Rumble strips, for example, reduce the accident rate by a third, she said. ADOT also paints extra-thick road stripes, installs new guard rails that cushion crashes and uses larger, easier-to-see traffic signals, Douglas said.
Arizona traffic death toll drops to a 16-year low 9/11/2010, The Arizona Republic
This might be true in isolated examples, such as the rumble strips. Overall, though, this ignores the human-behavior dimension of driving. So, e.g. newer roads are much wider and straighter and the likely result is that drivers will drive faster. Maybe you’ll get relatively fewer wrecks but the ones that occur will be more violent as a result. If you look at the state-level NHTSA figures you will find the safest state is….. drumroll please… Massachusetts! A very old state. Arizona’s VMT rate is over twice as deadly as Massachusett’s. The disparity in per capita rate, since Arizonans drive more miles, is even worse.
Massachusetts happens to be the safest state in the US, but it’s not an outlier, the relationship holds up generally — states where most development pre-dated automobiles have far lower death rates, and vice versa.

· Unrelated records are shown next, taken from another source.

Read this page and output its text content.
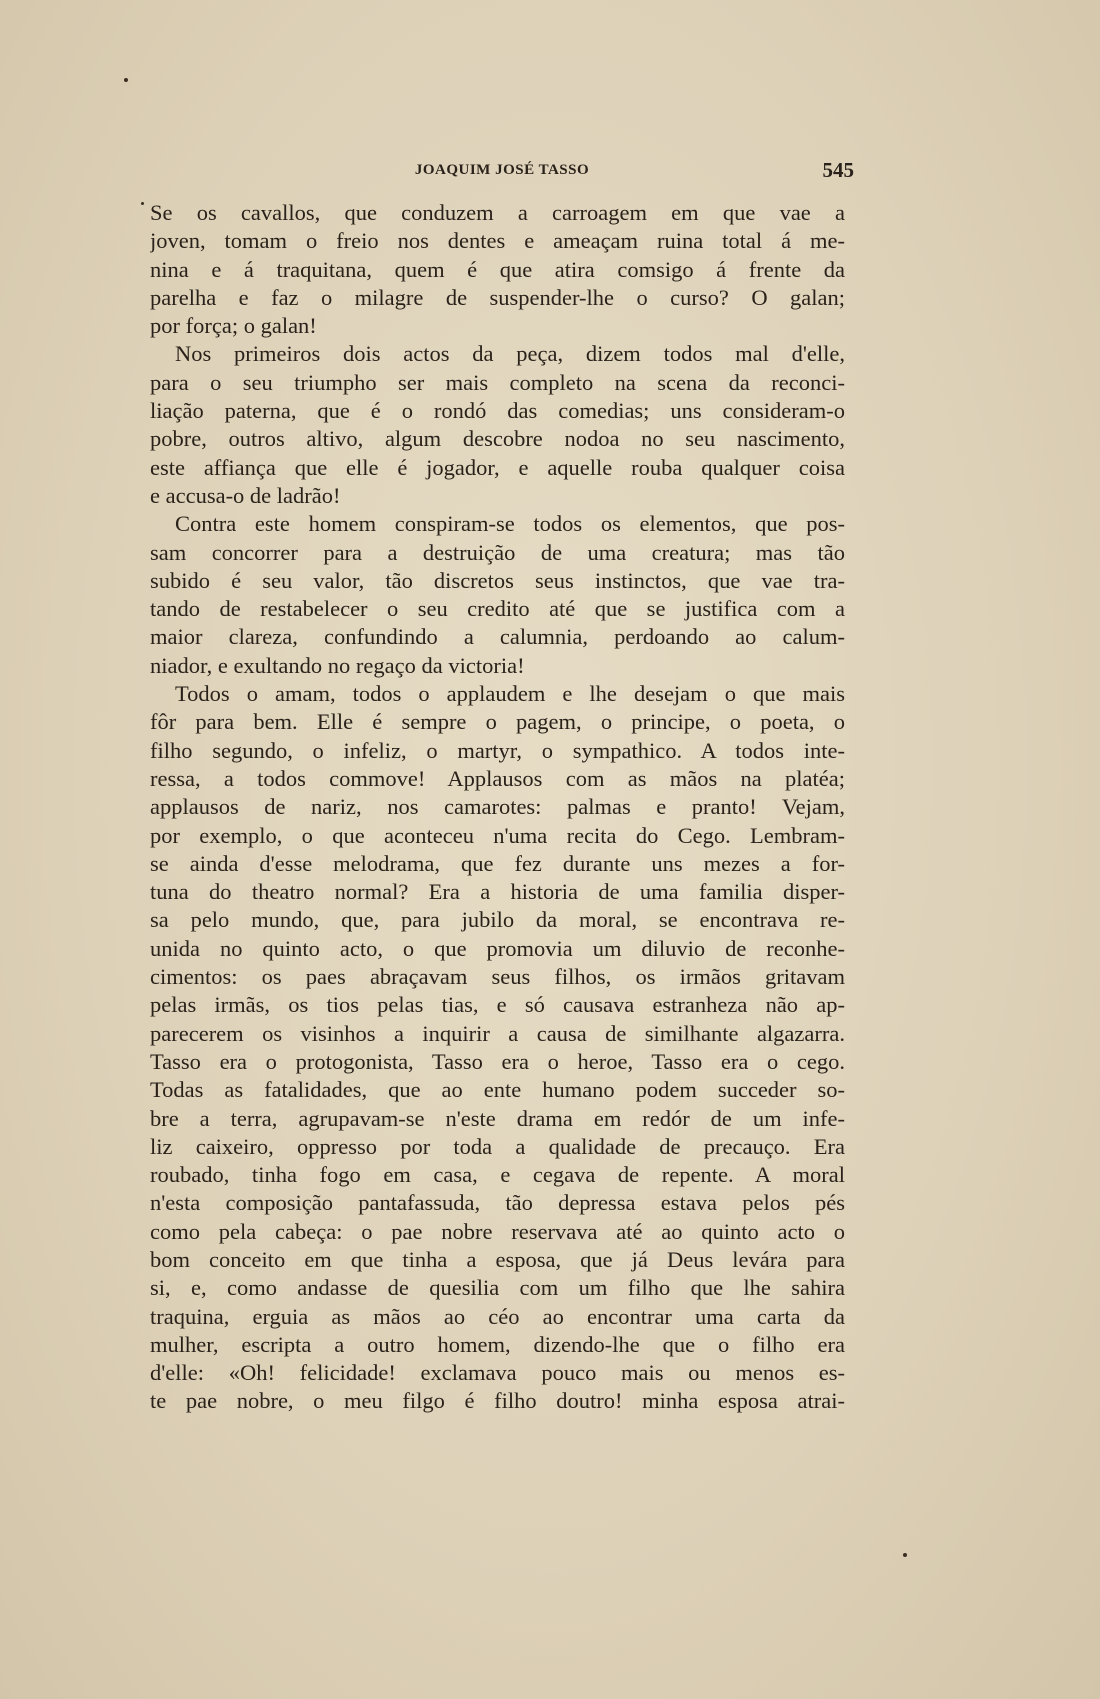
JOAQUIM JOSÉ TASSO	545

Se os cavallos, que conduzem a carroagem em que vae a
joven, tomam o freio nos dentes e ameaçam ruina total á me-
nina e á traquitana, quem é que atira comsigo á frente da
parelha e faz o milagre de suspender-lhe o curso? O galan;
por força; o galan!

Nos primeiros dois actos da peça, dizem todos mal d'elle,
para o seu triumpho ser mais completo na scena da reconci-
liação paterna, que é o rondó das comedias; uns consideram-o
pobre, outros altivo, algum descobre nodoa no seu nascimento,
este affiança que elle é jogador, e aquelle rouba qualquer coisa
e accusa-o de ladrão!

Contra este homem conspiram-se todos os elementos, que pos-
sam concorrer para a destruição de uma creatura; mas tão
subido é seu valor, tão discretos seus instinctos, que vae tra-
tando de restabelecer o seu credito até que se justifica com a
maior clareza, confundindo a calumnia, perdoando ao calum-
niador, e exultando no regaço da victoria!

Todos o amam, todos o applaudem e lhe desejam o que mais
fôr para bem. Elle é sempre o pagem, o principe, o poeta, o
filho segundo, o infeliz, o martyr, o sympathico. A todos inte-
ressa, a todos commove! Applausos com as mãos na platéa;
applausos de nariz, nos camarotes: palmas e pranto! Vejam,
por exemplo, o que aconteceu n'uma recita do Cego. Lembram-
se ainda d'esse melodrama, que fez durante uns mezes a for-
tuna do theatro normal? Era a historia de uma familia disper-
sa pelo mundo, que, para jubilo da moral, se encontrava re-
unida no quinto acto, o que promovia um diluvio de reconhe-
cimentos: os paes abraçavam seus filhos, os irmãos gritavam
pelas irmãs, os tios pelas tias, e só causava estranheza não ap-
parecerem os visinhos a inquirir a causa de similhante algazarra.
Tasso era o protogonista, Tasso era o heroe, Tasso era o cego.
Todas as fatalidades, que ao ente humano podem succeder so-
bre a terra, agrupavam-se n'este drama em redór de um infe-
liz caixeiro, oppresso por toda a qualidade de precauço. Era
roubado, tinha fogo em casa, e cegava de repente. A moral
n'esta composição pantafassuda, tão depressa estava pelos pés
como pela cabeça: o pae nobre reservava até ao quinto acto o
bom conceito em que tinha a esposa, que já Deus levára para
si, e, como andasse de quesilia com um filho que lhe sahira
traquina, erguia as mãos ao céo ao encontrar uma carta da
mulher, escripta a outro homem, dizendo-lhe que o filho era
d'elle: «Oh! felicidade! exclamava pouco mais ou menos es-
te pae nobre, o meu filgo é filho doutro! minha esposa atrai-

“Better” roads also have a vicious circle effect of raising the number of miles driven, thus exposing one to more risk, albeit a decreasing risk per mile. In other words, dwelling on rate per VMT is misleading. Likewise, “better” vehicles, which are from an engineering perspective are much safer, have not yielded the expected improvement. Since as usual, human-behavior kicks in and drivers, knowing their vehicles are “safer”, (unconsciously or not) drive just a little more risk.